It’s these scales in part, that give the Parrot Fish their name. They’re bright like a parrot’s feathers. But their teeth are also bunched together in a way that forms a parrot beak-like shape, which they use to scrap algae off of coral.

These algae scrapping beaks are what makes parrot fish so valuable to the ecosystem. With climate change boiling up our oceans, our coral reef have begun expelling algae at an alarming rate. This is known as coral bleaching. And experts believe that it’ll be this more than anything that ultimately destroys our coral reefs. Parrot Fish are important because they spend 90% of their time eating the algae, which they poop out later as a combination of sand and undigested coral. There aren’t enough parrot fish living in the wild to combat the effects of coral bleaching. This is partly due to the high rate of coral destruction, but also because they’re a famous delicacy in many Caribbean and Pacific countries.

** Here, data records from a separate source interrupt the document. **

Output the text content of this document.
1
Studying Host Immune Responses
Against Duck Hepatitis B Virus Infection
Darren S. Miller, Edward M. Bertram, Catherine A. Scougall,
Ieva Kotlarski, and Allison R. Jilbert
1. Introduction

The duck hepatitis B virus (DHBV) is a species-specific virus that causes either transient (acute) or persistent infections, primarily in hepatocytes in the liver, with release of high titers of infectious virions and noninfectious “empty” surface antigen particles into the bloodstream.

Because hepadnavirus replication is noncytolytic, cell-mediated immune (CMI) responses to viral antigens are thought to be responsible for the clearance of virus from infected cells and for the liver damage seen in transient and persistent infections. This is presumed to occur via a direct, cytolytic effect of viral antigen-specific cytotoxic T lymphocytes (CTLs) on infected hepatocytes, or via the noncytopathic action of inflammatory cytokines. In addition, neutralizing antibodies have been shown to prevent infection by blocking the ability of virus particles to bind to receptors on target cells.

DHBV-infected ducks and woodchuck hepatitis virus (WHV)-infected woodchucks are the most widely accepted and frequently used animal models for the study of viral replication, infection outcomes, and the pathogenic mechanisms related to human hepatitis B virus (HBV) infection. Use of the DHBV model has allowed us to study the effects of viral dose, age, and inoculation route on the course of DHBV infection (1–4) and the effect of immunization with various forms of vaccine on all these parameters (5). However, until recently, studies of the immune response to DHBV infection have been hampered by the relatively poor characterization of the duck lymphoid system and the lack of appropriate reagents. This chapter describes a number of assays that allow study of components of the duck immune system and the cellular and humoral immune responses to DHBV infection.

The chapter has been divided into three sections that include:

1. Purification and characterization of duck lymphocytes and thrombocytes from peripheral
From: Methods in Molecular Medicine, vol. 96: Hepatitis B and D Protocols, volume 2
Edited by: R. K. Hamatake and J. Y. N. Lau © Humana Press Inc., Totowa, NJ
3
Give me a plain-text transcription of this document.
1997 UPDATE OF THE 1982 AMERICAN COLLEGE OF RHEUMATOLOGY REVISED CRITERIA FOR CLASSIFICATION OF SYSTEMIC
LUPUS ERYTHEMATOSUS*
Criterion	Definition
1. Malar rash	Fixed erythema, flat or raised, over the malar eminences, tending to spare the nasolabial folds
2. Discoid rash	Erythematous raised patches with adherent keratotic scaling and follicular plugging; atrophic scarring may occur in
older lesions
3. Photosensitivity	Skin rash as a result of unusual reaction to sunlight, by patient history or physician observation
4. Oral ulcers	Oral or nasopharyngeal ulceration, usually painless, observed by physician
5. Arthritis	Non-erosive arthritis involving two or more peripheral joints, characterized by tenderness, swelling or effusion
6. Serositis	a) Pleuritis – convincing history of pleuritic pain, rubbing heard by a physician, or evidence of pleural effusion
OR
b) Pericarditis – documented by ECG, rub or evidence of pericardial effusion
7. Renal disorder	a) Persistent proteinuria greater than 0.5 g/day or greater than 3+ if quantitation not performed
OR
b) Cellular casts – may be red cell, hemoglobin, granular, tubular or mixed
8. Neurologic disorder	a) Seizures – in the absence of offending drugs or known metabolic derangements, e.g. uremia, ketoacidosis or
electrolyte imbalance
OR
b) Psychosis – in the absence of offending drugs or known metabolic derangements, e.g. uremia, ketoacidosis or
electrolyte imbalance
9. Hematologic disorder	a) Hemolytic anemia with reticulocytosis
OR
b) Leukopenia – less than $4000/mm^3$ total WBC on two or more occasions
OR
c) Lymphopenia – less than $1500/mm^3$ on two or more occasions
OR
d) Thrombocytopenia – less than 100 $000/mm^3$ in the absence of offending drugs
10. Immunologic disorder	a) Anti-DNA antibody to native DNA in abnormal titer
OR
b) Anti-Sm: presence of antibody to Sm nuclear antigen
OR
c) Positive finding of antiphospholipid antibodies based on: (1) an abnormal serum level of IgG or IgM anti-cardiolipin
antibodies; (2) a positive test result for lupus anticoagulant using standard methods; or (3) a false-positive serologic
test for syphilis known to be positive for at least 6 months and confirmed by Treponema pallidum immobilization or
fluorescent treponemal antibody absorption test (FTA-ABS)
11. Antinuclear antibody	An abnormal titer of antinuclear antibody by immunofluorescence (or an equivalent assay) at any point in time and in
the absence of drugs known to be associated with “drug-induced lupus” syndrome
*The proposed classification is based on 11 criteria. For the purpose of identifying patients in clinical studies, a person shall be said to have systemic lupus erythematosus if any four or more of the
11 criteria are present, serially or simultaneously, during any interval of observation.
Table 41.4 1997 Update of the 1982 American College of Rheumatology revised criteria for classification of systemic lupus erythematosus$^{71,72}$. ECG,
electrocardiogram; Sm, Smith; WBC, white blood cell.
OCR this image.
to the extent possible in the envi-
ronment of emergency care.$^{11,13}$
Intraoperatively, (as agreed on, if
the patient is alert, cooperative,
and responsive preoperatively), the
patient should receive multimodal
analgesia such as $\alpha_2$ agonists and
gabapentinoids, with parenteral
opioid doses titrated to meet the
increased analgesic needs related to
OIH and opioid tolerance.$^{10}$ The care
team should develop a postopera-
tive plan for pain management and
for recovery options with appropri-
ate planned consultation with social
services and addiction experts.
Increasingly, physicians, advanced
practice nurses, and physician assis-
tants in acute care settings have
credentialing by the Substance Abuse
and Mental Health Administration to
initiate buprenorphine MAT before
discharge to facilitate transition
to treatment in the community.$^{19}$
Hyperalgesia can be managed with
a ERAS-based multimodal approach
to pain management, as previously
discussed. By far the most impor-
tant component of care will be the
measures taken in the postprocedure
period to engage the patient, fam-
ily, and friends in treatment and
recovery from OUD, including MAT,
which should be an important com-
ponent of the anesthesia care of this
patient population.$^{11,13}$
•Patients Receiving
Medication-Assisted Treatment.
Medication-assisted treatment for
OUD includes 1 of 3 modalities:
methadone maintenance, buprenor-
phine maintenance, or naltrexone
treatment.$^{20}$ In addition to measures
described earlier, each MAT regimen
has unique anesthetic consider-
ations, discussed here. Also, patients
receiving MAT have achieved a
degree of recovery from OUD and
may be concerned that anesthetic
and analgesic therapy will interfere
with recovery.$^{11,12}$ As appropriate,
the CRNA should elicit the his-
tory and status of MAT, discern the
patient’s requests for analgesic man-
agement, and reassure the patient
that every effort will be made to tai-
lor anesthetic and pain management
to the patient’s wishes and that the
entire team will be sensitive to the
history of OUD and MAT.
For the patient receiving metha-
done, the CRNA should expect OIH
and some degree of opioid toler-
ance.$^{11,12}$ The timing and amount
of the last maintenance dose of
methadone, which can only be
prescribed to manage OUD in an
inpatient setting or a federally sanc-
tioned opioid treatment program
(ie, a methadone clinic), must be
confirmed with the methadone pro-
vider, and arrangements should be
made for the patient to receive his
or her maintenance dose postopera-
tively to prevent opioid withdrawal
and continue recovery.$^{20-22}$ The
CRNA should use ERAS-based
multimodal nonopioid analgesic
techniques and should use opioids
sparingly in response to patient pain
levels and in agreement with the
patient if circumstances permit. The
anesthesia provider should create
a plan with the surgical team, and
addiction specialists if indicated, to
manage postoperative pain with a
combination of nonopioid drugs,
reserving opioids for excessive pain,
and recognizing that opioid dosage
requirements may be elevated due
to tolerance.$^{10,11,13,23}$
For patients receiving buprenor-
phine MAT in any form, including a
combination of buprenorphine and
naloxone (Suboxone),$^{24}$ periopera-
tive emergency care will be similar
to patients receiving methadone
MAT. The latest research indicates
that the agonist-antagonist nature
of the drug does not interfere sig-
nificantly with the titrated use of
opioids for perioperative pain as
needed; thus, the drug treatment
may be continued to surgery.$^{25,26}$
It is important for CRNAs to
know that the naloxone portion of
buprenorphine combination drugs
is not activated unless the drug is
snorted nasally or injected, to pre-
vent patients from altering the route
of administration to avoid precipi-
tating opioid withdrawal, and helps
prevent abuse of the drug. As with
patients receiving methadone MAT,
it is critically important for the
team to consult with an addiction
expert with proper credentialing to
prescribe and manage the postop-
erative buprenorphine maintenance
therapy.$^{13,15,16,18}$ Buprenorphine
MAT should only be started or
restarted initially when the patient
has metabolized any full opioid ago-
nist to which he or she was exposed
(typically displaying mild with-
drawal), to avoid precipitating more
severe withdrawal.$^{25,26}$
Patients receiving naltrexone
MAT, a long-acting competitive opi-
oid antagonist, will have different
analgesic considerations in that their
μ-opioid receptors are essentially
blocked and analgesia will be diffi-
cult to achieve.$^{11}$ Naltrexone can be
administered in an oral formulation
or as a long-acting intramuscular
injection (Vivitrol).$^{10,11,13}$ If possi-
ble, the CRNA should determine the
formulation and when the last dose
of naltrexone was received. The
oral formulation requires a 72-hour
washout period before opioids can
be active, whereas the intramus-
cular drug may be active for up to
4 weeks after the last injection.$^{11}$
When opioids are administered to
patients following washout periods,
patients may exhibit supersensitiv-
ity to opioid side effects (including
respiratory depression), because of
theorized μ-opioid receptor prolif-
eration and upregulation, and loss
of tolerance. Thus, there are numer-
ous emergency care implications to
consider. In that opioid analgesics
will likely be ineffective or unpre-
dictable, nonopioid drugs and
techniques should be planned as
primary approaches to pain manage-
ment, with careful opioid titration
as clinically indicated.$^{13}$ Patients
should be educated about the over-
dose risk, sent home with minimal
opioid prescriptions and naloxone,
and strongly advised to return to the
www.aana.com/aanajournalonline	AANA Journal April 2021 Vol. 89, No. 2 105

Parrot Fish used to be reserved for the Philippine royalty but in recent years, their consumption has been greatly commonized.
The Parrot Fish have a complicated life cycle and everything I say will be a general rule for the Parrot Fish family as a whole. To reiterate my earlier point, there are about 95 species of Parrot Fish and while there are general rules that most species follow, there are also species with an exception to that rule.
For example, most Parrot Fish start the beginning of their lives as a female and change into a male as they mature. These sex changes are usually accompanied by changes in the colors of the scales. With younger fishes being dull colors like red, brown, or grey. And mature fishes being the more bright and flashy green, blue, pink, yellow, and orange.

But the Mediterranean Parrotfish have some females staying females their entire natural lives. And the Marbled Parrotfish is the only species of the family to not change its sex at all.

All of these changes in sexes and changes in colors as well as an ability to temporarily mimic other species’ colors that I don’t have the time to get into right now has made classifying Parrotfish a complete nightmare. In fact, early biologists studying the Parrotfish family initially thought there were as many as 350 different species. Which is about four times the actual amount.
Even today, estimates on the number of different Parrotfish species is unclear, ranging from 80 to around 95.